Monday, May 15, 2006
Conceptual Necessity Not Enough!
Although Christianity as a posited conceptual scheme can offer a justification for intelligible experience, apart from Scriptural revelation one cannot justify that Christianity as a conceptual scheme reflects the truth of how things are or must be. As Michael Butler has succinctly stated, "Conceptual necessity does not guarantee ontological necessity..." (p. 88 of Festschrift For Greg Bahnsen), And "...the necessity of a conceptual scheme cannot guarantee anything about the way the world must be... This God is... a speaking God who reveals truths to us about Himself and the world... On the Basis of His revelation, therefore, which is itself the necessary precondition of experience, we can know truths about the world and God." (p. 123 Festschrift...)

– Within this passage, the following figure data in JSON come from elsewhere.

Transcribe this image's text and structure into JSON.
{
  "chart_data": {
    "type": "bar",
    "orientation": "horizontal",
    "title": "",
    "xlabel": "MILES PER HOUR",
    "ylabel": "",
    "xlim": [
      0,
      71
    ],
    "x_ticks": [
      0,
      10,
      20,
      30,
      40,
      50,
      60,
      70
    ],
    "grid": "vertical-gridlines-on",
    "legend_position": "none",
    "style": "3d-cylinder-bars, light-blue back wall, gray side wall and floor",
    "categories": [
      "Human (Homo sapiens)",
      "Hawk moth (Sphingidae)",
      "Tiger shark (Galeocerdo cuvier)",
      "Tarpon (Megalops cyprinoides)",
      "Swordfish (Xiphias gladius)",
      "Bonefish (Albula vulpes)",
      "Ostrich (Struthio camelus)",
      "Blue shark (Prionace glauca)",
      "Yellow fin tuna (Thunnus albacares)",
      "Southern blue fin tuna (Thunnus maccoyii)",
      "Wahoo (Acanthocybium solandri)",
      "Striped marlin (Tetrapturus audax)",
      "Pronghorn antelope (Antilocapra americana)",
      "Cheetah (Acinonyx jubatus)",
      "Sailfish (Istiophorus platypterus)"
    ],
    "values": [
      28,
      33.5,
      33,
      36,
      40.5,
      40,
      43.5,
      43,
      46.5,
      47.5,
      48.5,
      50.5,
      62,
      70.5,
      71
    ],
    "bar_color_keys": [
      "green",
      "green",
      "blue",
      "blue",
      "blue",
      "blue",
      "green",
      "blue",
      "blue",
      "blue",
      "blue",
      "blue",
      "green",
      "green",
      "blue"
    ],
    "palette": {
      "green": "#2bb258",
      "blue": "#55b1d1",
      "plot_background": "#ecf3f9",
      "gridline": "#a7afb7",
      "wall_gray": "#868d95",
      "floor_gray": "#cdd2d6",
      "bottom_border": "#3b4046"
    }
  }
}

It is possible for man unaided by Scripture to construct a sound transcendental argument for God's existence by the use of general revelation alone, simply on the basis of a conceptual necessity that would "make sense" of experience. Although man can construct a sound argument (i.e. an argument with a valid form and true premises), apart from Scripture it is impossible to justify the truth values of those premises, let alone argumentation in general. Again, "Conceptual necessity does not guarantee ontological necessity...." For "the necessity of a conceptual scheme cannot guarentee anything about the way the world must be..." After all, did Kant save science or simply psychologize it?!